By my third week of unemployment, my last paycheck had finally run out and it was time to face reality. Luckily, one of my wonderful old coworkers connected me with a chef at a tech company and I quickly started a week-long stage. Those of you who know me well will know that I keep it calm and collected on the surface while internally I’m a nervous, paranoid wreck. I did a two-week tryout and then, thankfully, I was offered the position. The past five weeks have been incredible. I now work a roughly 9-5 schedule with weekends off. I make more than enough money to support myself and I have time to see my friends and family as often as I want. It still feels a bit surreal but it’s an amazing experience to work in a creative, supportive kitchen with people that are so kind to me.

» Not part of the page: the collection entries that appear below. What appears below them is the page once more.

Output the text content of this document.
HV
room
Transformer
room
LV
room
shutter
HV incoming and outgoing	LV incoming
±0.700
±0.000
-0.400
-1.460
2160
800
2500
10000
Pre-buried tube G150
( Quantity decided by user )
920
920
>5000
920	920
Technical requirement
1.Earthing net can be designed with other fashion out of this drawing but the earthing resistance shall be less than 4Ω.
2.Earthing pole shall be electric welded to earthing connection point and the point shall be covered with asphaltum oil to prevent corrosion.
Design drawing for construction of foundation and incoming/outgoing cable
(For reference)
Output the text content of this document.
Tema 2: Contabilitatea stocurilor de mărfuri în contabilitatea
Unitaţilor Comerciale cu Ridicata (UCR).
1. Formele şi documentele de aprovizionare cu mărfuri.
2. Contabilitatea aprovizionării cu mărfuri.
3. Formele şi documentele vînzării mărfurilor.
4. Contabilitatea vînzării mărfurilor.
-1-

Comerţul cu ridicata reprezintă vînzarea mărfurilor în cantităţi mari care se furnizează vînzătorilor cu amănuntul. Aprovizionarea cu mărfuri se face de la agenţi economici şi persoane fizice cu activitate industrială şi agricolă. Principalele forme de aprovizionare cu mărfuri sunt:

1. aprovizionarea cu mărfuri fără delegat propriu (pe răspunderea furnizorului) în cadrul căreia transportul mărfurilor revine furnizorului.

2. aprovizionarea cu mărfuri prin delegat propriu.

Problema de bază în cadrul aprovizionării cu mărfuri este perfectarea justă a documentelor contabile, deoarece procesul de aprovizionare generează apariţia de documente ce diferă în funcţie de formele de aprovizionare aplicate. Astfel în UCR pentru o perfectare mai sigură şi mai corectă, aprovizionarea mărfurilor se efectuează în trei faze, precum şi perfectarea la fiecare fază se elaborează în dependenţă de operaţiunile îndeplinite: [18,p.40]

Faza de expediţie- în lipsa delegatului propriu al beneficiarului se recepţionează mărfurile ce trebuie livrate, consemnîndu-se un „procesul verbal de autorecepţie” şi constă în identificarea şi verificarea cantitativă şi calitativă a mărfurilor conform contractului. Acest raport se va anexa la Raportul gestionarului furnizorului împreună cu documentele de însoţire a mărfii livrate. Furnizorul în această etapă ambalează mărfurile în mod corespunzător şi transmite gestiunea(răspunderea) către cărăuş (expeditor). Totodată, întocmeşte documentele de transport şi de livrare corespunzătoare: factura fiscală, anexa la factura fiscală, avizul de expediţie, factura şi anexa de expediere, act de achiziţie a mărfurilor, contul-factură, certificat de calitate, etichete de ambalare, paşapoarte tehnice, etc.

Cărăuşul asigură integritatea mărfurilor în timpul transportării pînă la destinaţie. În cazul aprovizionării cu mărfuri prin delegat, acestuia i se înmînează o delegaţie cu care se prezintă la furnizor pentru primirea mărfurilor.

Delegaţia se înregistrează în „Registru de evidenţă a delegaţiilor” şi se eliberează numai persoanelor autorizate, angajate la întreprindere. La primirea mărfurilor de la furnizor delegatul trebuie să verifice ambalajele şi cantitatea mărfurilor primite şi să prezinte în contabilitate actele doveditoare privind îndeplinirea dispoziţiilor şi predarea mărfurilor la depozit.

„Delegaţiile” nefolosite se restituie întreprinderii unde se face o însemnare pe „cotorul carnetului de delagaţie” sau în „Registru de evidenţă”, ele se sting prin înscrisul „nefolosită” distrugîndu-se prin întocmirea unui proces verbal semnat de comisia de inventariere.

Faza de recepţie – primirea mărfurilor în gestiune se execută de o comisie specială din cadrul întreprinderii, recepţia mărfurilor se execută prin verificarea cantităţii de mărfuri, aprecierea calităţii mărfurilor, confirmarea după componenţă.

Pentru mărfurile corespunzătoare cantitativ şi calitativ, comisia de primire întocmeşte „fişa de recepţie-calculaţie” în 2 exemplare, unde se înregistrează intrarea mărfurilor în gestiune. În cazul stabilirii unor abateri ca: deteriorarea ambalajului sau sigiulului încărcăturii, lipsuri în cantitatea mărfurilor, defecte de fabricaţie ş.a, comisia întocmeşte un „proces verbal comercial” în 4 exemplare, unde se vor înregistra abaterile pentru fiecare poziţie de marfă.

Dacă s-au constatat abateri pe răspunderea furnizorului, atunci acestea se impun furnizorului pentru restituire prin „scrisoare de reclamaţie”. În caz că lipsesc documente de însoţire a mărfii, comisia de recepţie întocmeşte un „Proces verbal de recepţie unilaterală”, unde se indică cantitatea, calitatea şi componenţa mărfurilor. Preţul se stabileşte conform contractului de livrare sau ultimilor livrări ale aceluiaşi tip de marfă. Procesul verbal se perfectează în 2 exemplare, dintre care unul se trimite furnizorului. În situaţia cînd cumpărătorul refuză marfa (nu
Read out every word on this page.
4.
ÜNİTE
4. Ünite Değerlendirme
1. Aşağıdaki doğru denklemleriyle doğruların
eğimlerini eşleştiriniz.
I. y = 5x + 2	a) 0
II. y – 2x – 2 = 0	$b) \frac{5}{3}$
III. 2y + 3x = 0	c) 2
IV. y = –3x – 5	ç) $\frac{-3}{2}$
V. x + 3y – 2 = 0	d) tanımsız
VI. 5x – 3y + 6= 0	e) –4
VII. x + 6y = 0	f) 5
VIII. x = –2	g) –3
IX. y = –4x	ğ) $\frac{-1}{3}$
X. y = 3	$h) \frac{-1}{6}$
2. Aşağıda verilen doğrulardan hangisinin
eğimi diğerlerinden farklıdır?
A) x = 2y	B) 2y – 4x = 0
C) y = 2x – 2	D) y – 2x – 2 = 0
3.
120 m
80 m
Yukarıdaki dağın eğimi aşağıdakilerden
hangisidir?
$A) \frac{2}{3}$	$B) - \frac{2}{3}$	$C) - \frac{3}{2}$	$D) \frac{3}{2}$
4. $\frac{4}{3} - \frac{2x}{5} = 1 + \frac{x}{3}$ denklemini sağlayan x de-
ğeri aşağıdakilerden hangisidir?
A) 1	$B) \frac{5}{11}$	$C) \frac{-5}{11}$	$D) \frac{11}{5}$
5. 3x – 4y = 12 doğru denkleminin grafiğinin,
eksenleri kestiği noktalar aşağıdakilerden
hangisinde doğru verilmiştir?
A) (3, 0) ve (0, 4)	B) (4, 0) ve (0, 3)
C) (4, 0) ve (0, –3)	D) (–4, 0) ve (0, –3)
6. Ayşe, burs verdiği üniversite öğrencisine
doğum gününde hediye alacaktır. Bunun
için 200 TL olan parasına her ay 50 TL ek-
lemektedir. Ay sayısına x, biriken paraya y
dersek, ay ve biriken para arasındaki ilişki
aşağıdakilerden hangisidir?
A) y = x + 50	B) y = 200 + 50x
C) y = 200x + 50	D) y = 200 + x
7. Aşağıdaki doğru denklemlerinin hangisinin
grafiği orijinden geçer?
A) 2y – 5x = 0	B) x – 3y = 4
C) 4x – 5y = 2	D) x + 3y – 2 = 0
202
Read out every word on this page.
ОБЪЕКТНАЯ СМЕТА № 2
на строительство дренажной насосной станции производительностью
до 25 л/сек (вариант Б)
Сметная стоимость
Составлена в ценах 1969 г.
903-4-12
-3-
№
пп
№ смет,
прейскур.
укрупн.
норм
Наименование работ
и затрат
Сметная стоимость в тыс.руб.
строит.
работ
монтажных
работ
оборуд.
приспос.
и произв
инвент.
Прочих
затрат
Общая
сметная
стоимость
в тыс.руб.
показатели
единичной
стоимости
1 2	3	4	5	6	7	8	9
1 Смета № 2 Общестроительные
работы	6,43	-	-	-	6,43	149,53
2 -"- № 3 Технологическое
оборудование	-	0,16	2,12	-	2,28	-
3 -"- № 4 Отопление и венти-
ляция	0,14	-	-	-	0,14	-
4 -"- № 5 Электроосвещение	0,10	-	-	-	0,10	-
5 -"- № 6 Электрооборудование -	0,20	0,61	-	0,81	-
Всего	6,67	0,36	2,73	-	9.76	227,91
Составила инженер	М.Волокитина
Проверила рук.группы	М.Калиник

I guess I’m telling you all of this to explain where I’ve been and where this blog and I will be going. This post doesn’t include a recipe because I’m still not back on the home cooking bandwagon. However, it is one of my greatest desires now to get back into cooking for myself and to share everything I’ve learned and experienced in the past few years with all of you. I hope to write about techniques, basic kitchen skills, and what to do when you accidentally start a grease fire on a flat top while hungover at 7am. Food was and will always be an important part of my life, my profession, and my personality. I will cherish my memories of baking cookies in high school just as much as memories of crushing a 600+ cover service with a line out the door. I want you to love food as much as I do and I hope to help by sharing my cooking stories, awkward life experiences, and recipes. So thank you all for being patient, for being supportive, and for demanding my return to blogging. I’m back and I couldn’t be happier about it!